Echo chambers — a media phenomena in which information, ideas, or allegations are amplified and reinforced by repetition — have been with us as long as there’s been party politics.
Before radio, television and the Internet, when printed newspapers issued news, the editors and news syndicates had monopoly power to embrace allies and destroy opponents. As Aled Jones noted in Powers of the Press, newspapers then “had been securely implanted into the cultural landscape as an essential reference point in the daily lives of millions of people”.
That changed with social media and journalism’s democratization.
Enter Ben Rhodes
Fiction writer and President Obama’s deputy national security adviser for strategic communications, Ben Rhodes planted the narrative that the Obama Administration had been working with Iranian moderates for two years to negotiate a comprehensive nuclear arms treaty with Iran. Not true, it was a fabrication.
For his Iran narrative, Ben Rhodes used a “well-cultivated network of officials, talking heads, columnists and newspaper reporters, web jockeys and outside advocates who can tweet at critics and tweak their stories backed up by quotations from senior White House officials and spokespeople.” (From New Times Magazine writer, David Samuels.) Further, in a questionable and highly criticized move, Rhodes used (duped) two respected inside the beltway journalists to fuel the false narrative.
Rhodes had revolutionized White House spin and the nature of echo chambers.
The Resistance Narrative: Collusion
The resistance borrowed tactics originated by Rhodes — specifically circular reporting.
It began with a ‘dossier” compiled by Christopher Steele, a prosperous retired British spy, who alleged collusion and other salacious accusations against then candidate Trump and his team. CNN reported on the unconfirmed report.
CNN followed up with a story that the F.B.I. had information that the Trump campaign “communicated with suspected Russian operatives to possibly coordinate the release of information damaging to Hillary Clinton’s campaign.” This began the circular reporting.
As other mainstream press reported on the CNN report and the dossier, media sources began repeating or reporting on each other’s reports and analysis.
In addition, the press was uncovering actual meetings between the trump team and Russian official and individuals. Finally, the F.B.I. acknowledged that it was investigating interference in the election.
The amplification of the original story had lifted the allegations to the level of news, though the original story remained unconfirmed.

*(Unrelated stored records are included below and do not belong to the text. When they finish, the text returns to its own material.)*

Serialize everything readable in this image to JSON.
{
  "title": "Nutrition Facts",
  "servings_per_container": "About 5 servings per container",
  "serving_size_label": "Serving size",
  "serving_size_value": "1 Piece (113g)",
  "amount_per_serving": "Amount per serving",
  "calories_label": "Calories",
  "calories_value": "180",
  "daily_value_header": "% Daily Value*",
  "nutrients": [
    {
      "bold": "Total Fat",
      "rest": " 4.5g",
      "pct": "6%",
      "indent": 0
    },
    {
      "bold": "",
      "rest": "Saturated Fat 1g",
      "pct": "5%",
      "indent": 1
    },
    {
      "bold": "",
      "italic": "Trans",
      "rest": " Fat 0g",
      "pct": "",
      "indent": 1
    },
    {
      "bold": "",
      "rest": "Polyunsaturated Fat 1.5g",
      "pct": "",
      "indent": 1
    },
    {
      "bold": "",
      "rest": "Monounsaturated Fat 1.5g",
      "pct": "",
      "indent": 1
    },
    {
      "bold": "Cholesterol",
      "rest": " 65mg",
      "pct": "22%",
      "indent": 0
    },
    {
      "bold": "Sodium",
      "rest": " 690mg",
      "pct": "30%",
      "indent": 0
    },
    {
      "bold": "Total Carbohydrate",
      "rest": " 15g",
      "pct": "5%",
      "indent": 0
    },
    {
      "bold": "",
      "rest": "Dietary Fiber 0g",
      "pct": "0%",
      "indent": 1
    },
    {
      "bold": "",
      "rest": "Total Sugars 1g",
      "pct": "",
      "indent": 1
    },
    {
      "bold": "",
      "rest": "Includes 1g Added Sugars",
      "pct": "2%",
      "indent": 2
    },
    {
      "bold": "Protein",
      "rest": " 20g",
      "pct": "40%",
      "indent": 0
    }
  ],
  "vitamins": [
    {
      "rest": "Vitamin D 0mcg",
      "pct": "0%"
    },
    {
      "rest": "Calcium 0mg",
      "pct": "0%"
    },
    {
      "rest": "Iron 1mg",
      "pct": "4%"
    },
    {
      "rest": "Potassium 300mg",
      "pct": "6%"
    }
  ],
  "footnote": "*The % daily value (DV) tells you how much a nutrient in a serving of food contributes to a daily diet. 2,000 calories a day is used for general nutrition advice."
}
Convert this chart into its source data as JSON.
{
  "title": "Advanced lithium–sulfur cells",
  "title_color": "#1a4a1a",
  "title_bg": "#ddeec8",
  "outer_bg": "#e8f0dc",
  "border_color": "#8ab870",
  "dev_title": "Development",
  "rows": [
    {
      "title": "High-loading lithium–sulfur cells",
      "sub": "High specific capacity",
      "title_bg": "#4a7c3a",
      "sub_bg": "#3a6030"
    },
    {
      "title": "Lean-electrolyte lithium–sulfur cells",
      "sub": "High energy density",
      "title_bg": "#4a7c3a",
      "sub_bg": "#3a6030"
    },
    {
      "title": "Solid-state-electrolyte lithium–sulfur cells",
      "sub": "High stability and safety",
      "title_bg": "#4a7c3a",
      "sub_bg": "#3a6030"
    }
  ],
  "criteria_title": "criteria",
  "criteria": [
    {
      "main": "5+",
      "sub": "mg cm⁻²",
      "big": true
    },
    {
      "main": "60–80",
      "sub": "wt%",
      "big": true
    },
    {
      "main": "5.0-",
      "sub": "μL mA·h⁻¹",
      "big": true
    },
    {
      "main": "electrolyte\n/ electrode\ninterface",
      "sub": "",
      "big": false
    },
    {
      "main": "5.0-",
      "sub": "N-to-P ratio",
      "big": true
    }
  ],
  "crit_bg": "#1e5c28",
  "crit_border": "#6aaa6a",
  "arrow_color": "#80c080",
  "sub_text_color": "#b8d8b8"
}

The Trump Narrative: Operation Valiant
“Operation Valiant” was the name given to the counterattack strategy used by Israel in the 1973 Arab-Israeli War. When Egyptian forces crossed the Suez Canal and invaded the then Israeli-occupied Sinai Peninsula, the Israelis halted the Egyptian advance, then crossed the Suez Canal and occupied significant areas of eastern Egypt, threatening Cairo, the capital. This strategy forced the Egyptian president to press for a cease fire.
The Israeli strategy demonstrated that the best defense is often an aggressive offense. President Trump used this same strategy in response to the Resistance’s collusion story.
First, he insinuated in a series of March 3 tweets that he had been under surveillance by the Obama Administration.
The first amplification of Trump’s allegations came from Judge Napolitano, a regular Fox News guest who made an unsupported accusation: Citing three unnamed sources, he said that Britain’s top spy agency had wiretapped Trump on behalf of President Barack Obama during last year’s campaign.
The mainstream media was forced to report on Napolitano’s allegation, although initially dismissing it as a distracting tactic.
Then, CNN reported that British and other European intelligence agencies had indeed intercepted communications between associates of Donald Trump and Russian officials and individuals during the campaign, and had passed on those communications to their U.S. counterparts.
This was reinforced by the New York Times, which reported on March 1, that Obama’s aides sought to preserve intelligence on Russia’s influence and ties to Trump in the final days of his presidency. That included an effort to lower the security classification so it could be distributed more widely within the government and to allies in Congress.
Finally, Bloomberg News’ Eli Lake reported that White House lawyers learned that former national security adviser Susan Rice requested the identities, or unmasking, of U.S. persons referenced in the raw intelligence reports, individuals related to the Donald Trump transition and campaign teams.
Trump’s counterattack was now in full force. His allegations were also rising to the level of news, even though his original allegation remained unconfirmed.
So, we are left with competing narratives and dueling echo chambers.
Factual reporting on upcoming congressional hearings will replace “unconfirmed” allegations. Testimony will replace circumstantial evidence.
But, we may never know the real story — whether Donald Trump or his associates colluded with the Russians to win the 2016 election, or whether the Obama’s team illegally disseminated and disclosed FISA information in direct violation of the statute prohibiting such dissemination and disclosure.
Or, worse, both allegations may be true.
In that case, it would be an indictment of the entire U.S. political system, and an indictment no one can prosecute except the voters at the ballot box.